Docents inspire kids at Konza Prairie Biological Station

Network News Summer 2013, Vol. 26 No. 2
Site News

Small feet encased in rubber boots splash through the water of Kings Creek on the Konza Prairie in northeast Kansas.  A group of 10-year olds are exploring the creek and one of them, Hailey, has just found a frog.  I move up to the group of girls to see what they have.  Hailey proudly shows me her prize, a tiny cricket frog.  I identify the frog for them, aware that the official name of this guy, a Blanchard’s cricket frog, doesn’t really mean much to them.  What means something is that they saw it, they caught it, and they’re getting to touch it.  That is cool.

At the head of the group is Greg Adams, a new docent—trained volunteer who leads tours, usually at a museum, but here the museum is the prairie–at the Konza Prairie (KNZ) Long Term Ecological Research (LTER) site.  Greg has flexible hours at work, which allows him to participate in some of the Konza educational programs.  In the middle of the group of kids is Greg’s wife, Jan.  Jan moved to Kansas from Ohio where she was an elementary school teacher for 30 years.

It’s clear that Greg and Jan are having just as much fun as the kids.  They have their boots on too and are finding snakes, frogs, and algae right along with the kids.  What one might not realize is that none of this would be possible without volunteer docents like Greg and Jan Adams. 

The Konza LTER docent program began in the early 1990’s to address the constant requests KNZ researchers were getting from the public and surrounding school districts for tours and guided hikes.   It became apparent that help was needed and the nascent docent program was born.  A small group of intrepid volunteers (many of them Kansas State University retired faculty) learned about the geology, history, biology, and ecology of the area and began to lead tours to share this information.  In 2012, 5,695 people (including 2,826 students) visited KNZ and participated in a docent-led program.

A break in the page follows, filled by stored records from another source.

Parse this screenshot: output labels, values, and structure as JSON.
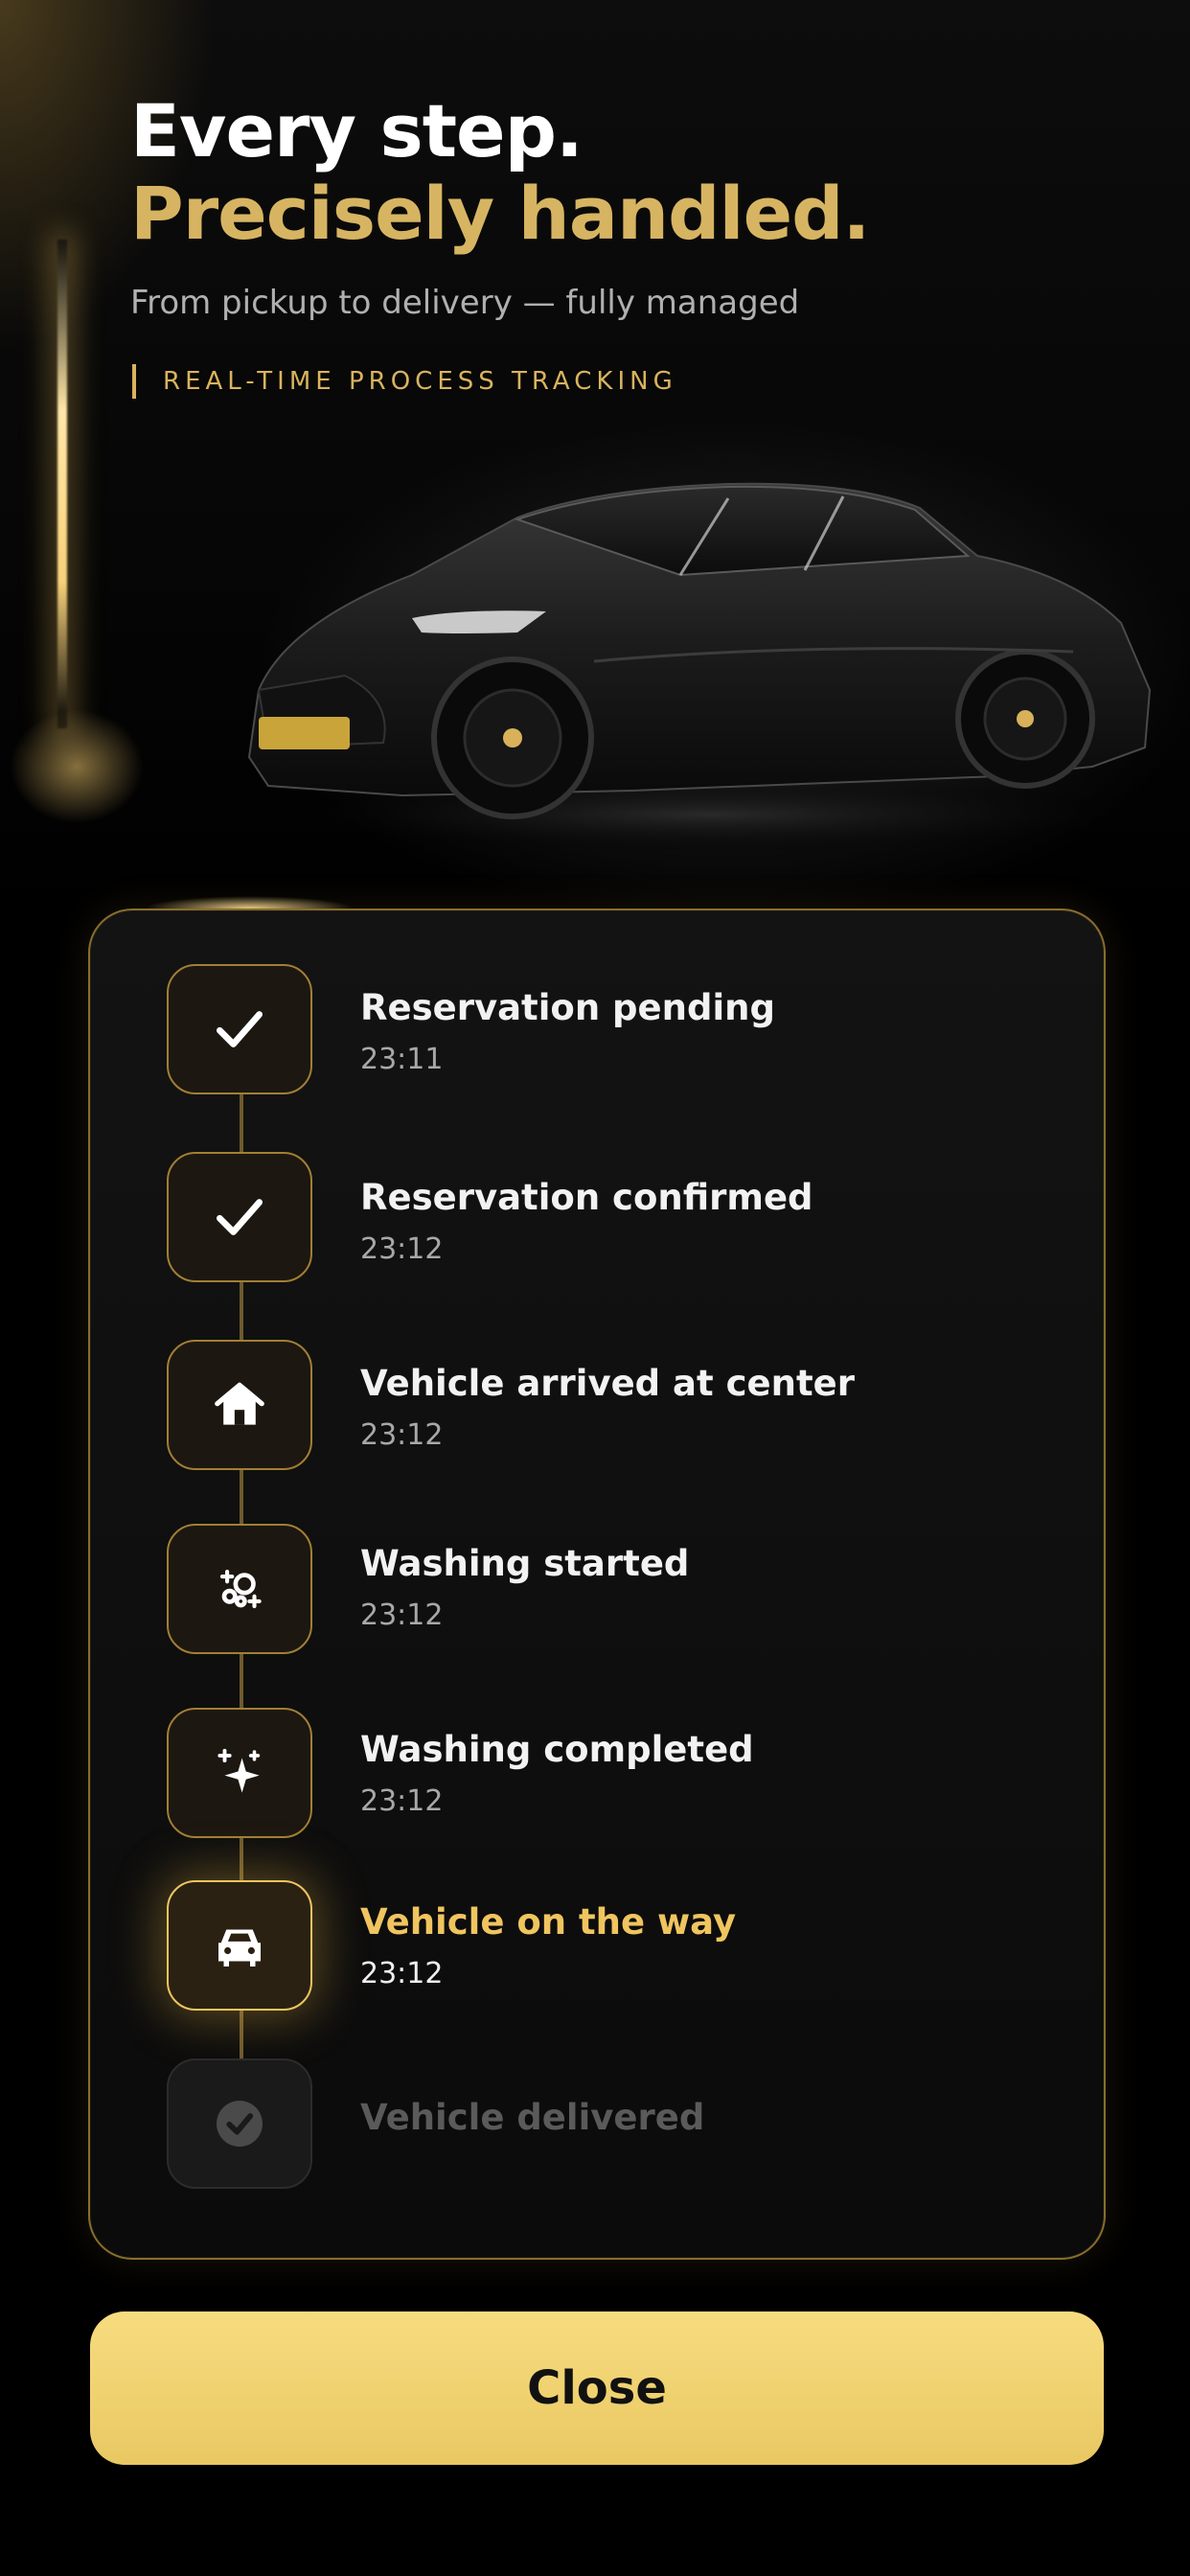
{
  "hero": {
    "headline_line1": "Every step.",
    "headline_line2": "Precisely handled.",
    "subtitle": "From pickup to delivery — fully managed",
    "tag": "REAL-TIME PROCESS TRACKING"
  },
  "colors": {
    "accent_gold": "#d6b462",
    "active_gold": "#f0c55f",
    "button_gold": "#f0d06e",
    "background": "#000000",
    "card_border": "#8a6d2c"
  },
  "steps": [
    {
      "title": "Reservation pending",
      "time": "23:11",
      "icon": "check-icon",
      "state": "done"
    },
    {
      "title": "Reservation confirmed",
      "time": "23:12",
      "icon": "check-icon",
      "state": "done"
    },
    {
      "title": "Vehicle arrived at center",
      "time": "23:12",
      "icon": "home-icon",
      "state": "done"
    },
    {
      "title": "Washing started",
      "time": "23:12",
      "icon": "bubbles-icon",
      "state": "done"
    },
    {
      "title": "Washing completed",
      "time": "23:12",
      "icon": "sparkle-icon",
      "state": "done"
    },
    {
      "title": "Vehicle on the way",
      "time": "23:12",
      "icon": "car-icon",
      "state": "active"
    },
    {
      "title": "Vehicle delivered",
      "time": "",
      "icon": "check-circle-icon",
      "state": "pending"
    }
  ],
  "footer": {
    "close_label": "Close"
  }
}
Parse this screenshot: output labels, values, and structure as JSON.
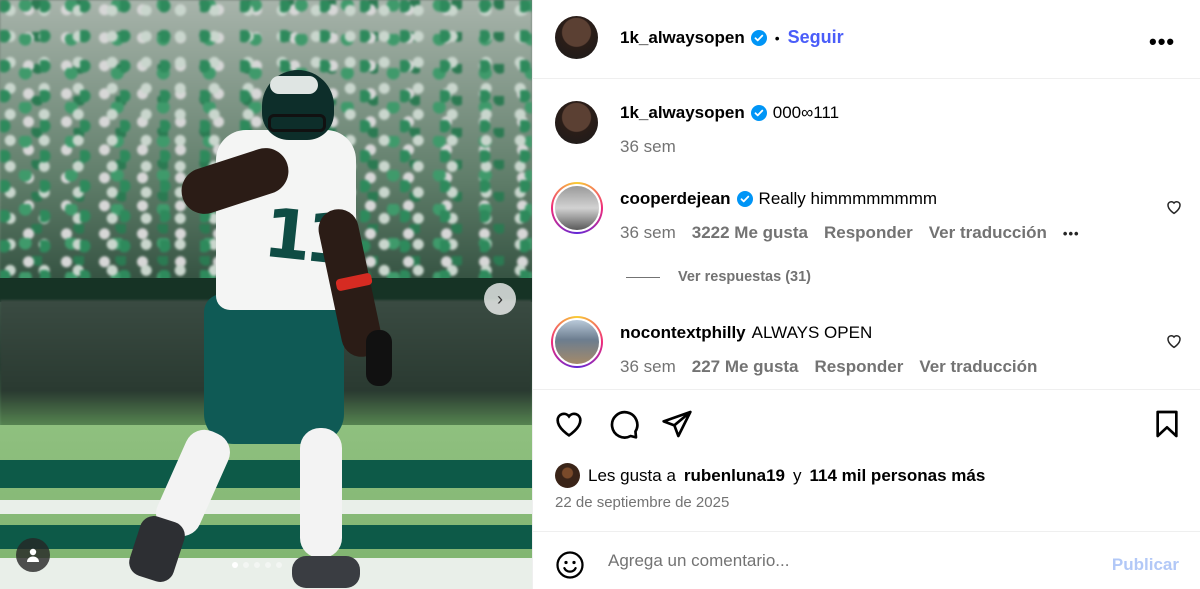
{
  "post": {
    "author": "1k_alwaysopen",
    "follow_label": "Seguir",
    "separator": "•",
    "more_label": "•••",
    "media": {
      "slide_count": 5,
      "active_slide": 1
    },
    "caption": {
      "author": "1k_alwaysopen",
      "text": "000∞111",
      "time": "36 sem"
    },
    "comments": [
      {
        "author": "cooperdejean",
        "verified": true,
        "text": "Really himmmmmmmm",
        "time": "36 sem",
        "likes": "3222 Me gusta",
        "reply": "Responder",
        "translate": "Ver traducción",
        "more": "•••",
        "view_replies": "Ver respuestas (31)"
      },
      {
        "author": "nocontextphilly",
        "verified": false,
        "text": "ALWAYS OPEN",
        "time": "36 sem",
        "likes": "227 Me gusta",
        "reply": "Responder",
        "translate": "Ver traducción"
      }
    ],
    "likes": {
      "prefix": "Les gusta a",
      "user": "rubenluna19",
      "conj": "y",
      "others": "114 mil personas más"
    },
    "date": "22 de septiembre de 2025",
    "comment_box": {
      "placeholder": "Agrega un comentario...",
      "publish": "Publicar"
    }
  },
  "colors": {
    "accent": "#4a5df9",
    "verified": "#0095f6",
    "meta": "#737373",
    "publish_disabled": "#b2c8f7"
  },
  "icons": [
    "verified-icon",
    "heart-icon",
    "comment-icon",
    "share-icon",
    "bookmark-icon",
    "emoji-icon",
    "chevron-right-icon",
    "user-tag-icon",
    "more-icon"
  ]
}
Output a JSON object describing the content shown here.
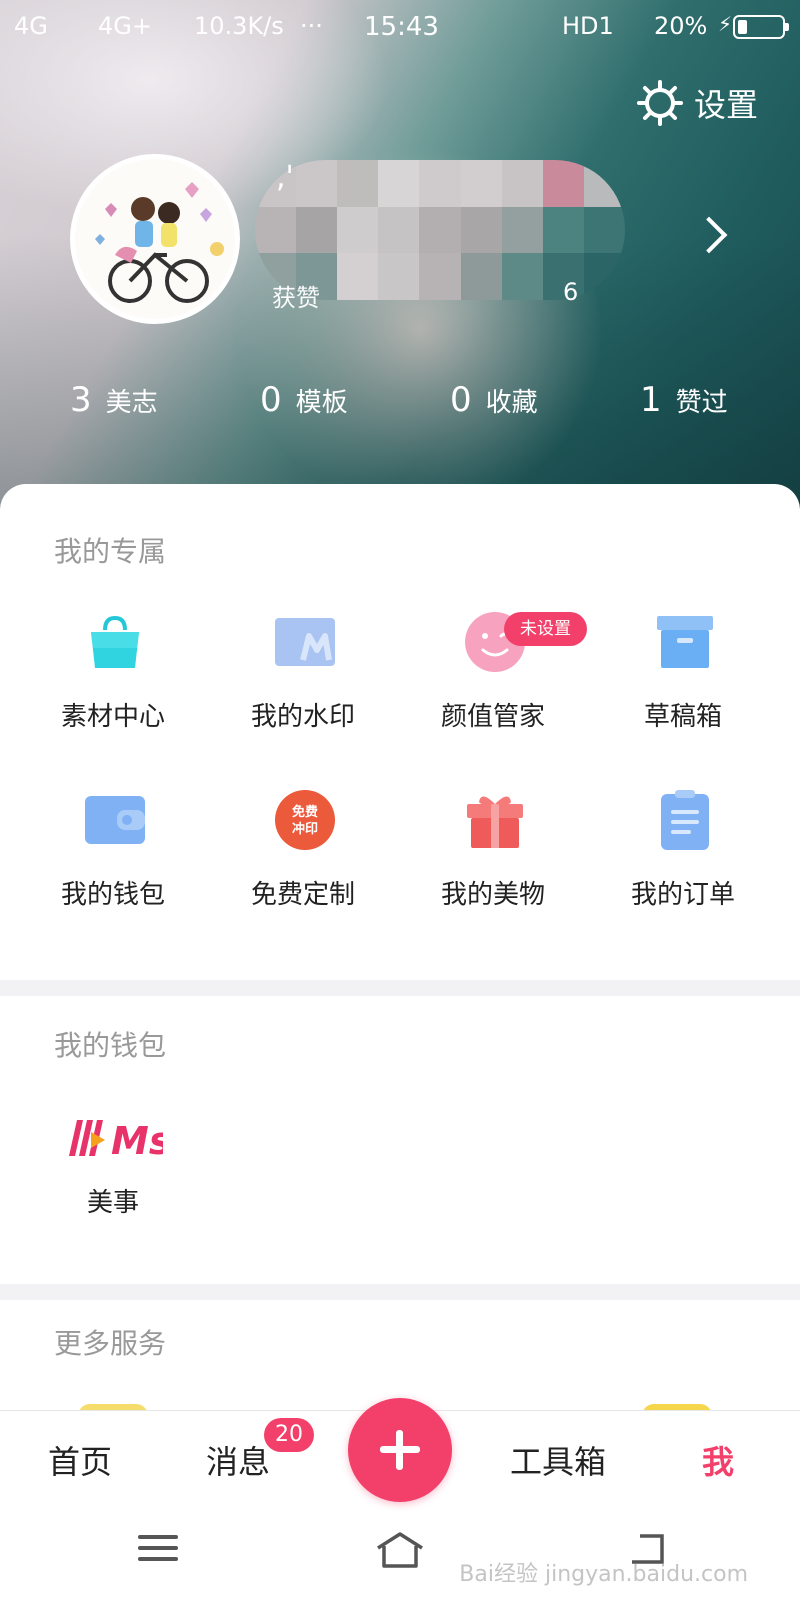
{
  "status_bar": {
    "network1": "4G",
    "network2": "4G+",
    "speed": "10.3K/s",
    "more": "···",
    "time": "15:43",
    "hd": "HD1",
    "battery": "20%"
  },
  "header": {
    "settings_label": "设置",
    "name_prefix": ",'",
    "likes_label": "获赞",
    "likes_tail": "6"
  },
  "stats": [
    {
      "count": "3",
      "label": "美志"
    },
    {
      "count": "0",
      "label": "模板"
    },
    {
      "count": "0",
      "label": "收藏"
    },
    {
      "count": "1",
      "label": "赞过"
    }
  ],
  "exclusive": {
    "title": "我的专属",
    "badge": "未设置",
    "items": [
      {
        "label": "素材中心",
        "icon": "bag-icon"
      },
      {
        "label": "我的水印",
        "icon": "watermark-icon"
      },
      {
        "label": "颜值管家",
        "icon": "smiley-icon"
      },
      {
        "label": "草稿箱",
        "icon": "box-icon"
      },
      {
        "label": "我的钱包",
        "icon": "wallet-icon"
      },
      {
        "label": "免费定制",
        "icon": "free-print-icon"
      },
      {
        "label": "我的美物",
        "icon": "gift-icon"
      },
      {
        "label": "我的订单",
        "icon": "clipboard-icon"
      }
    ],
    "free_print_text1": "免费",
    "free_print_text2": "冲印"
  },
  "wallet": {
    "title": "我的钱包",
    "item_label": "美事",
    "logo_text": "Ms"
  },
  "more": {
    "title": "更多服务"
  },
  "bottom_nav": {
    "home": "首页",
    "messages": "消息",
    "messages_badge": "20",
    "tools": "工具箱",
    "me": "我"
  },
  "watermark": "Bai经验 jingyan.baidu.com",
  "colors": {
    "accent": "#f2406a",
    "section_title": "#999999"
  }
}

The current docent population numbers over 200 people, with approximately 60 of them being active in educational programs.  New docents are recruited every spring and a Saturday-morning training program teaches them the same things their predecessors learned: what makes Konza Prairie special and why people should care about it.   

This year we tried something new:  we combined the docent training program with the training for the Kansas Master Naturalist (KMN) program.   Master Naturalists learn the same things the docents do, the biology of mammals, birds, plants, insects as well as geology, ecology and climatology but on a larger, state-wide scale.  KMN-trained volunteers are valuable throughout the state at over 100 different sites where they share their time and knowledge with visitors from all over the world.

The KNZ docents are by nature a curious bunch and were eager to become Master Naturalists.  At their urging we began offering the KMN and docent training together and had a wonderful result.  We got new docents who are also now Kansas Master Naturalists, while the existing docents gained a greater understanding of the natural world beyond the borders of Konza Prairie.  

Training docents and Master Naturalists is part of our larger plan to encourage the human members of our ecosystem (whether they be kids or adults) to better understand this system and the importance of it in our daily lives.  It mirrors our philosophy of understanding the natural world:

                1.  See it   (e.g. see the hawk on the power line, or the wildflower blooming)

                2.  Appreciate it

                3.  Understand it

                4.  Protect it

If people don’t see what’s in front of them there’s little hope they’ll see any value in it or the need to protect it.   KNZ docents bridge that gap by not only showing people what is in front of them, but also explaining why that organism is there and its role in the system.

For children, the mission is a little different.  By visiting and exploring a natural place, kids become part of their environment. It gives them a chance to learn their “sense of place”.  In Konza, they realize that they, too, belong to the prairie and can play a role in ensuring its future.  That is an invaluable lesson and one that is taught over and over again at KNZ by our volunteer team of docents.